Ho lavorato sul ricamo, in questi giorni.
Sul ricamo e sui suoi luoghi: casa, convento e baule.

Cercando e ri-cercando, ho trovato una cosa carina: in un manuale per le giovani spose, del ‘700, veniva consigliato il ricamo, per abituare alla pazienza, necessaria a “sopportare mariti e figli”.
La parola “pazienza” è intensa, va molto più in là…
Dice S. Agostino che “pazienza e silenzio vogliono insinuare qualcosa, indicare una propensione”.
In effetti è la forza dei desideri a farci tollerare fatiche e dolori.

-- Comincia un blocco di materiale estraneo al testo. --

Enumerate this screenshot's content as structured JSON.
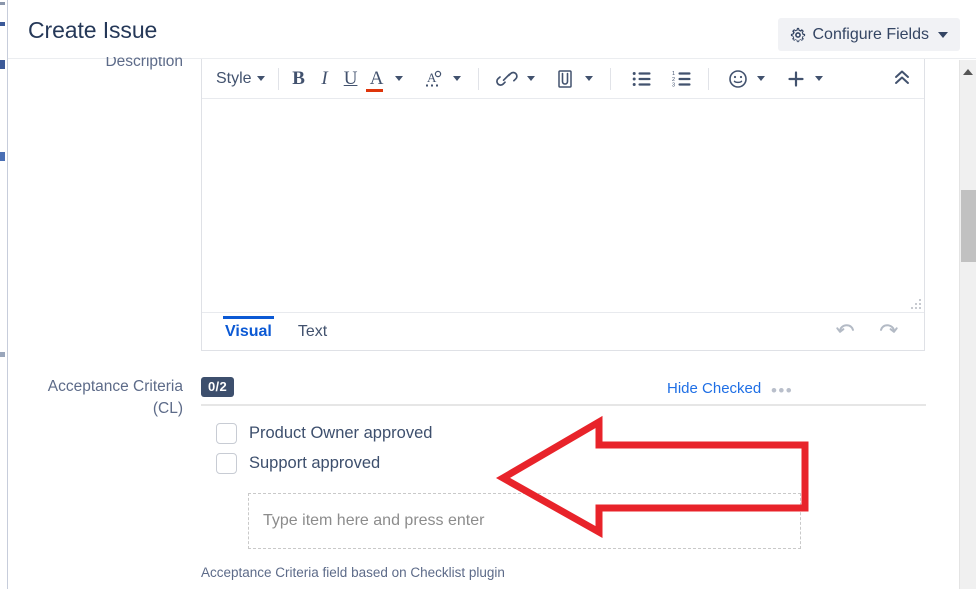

“Pazienza” è radicata in patior che, equamente, rimanda alla capacità di tollerare, ma anche alla capacità di provare sentimenti intensi . Pazienza e passione hanno la stessa origine, insomma, e io mi son fatta l’idea che è la passione a portare alla pazienza, è la passione a rendere sopportabile la fatica dell’applicazione, che è precisione, meticolosità, misura, attenzione, scrupolosità .
“Pazienza” mi pare propensione ad accogliere il tempo senza inveire, senza recriminare.
È veggenza del risultato, anche quando è lontano.
È veggenza dell’intero, in ogni micro-situazione, punto, passo, nota, parola….

È tenuta, la pazienza, è il senso buono del durare, sottratto alla fretta.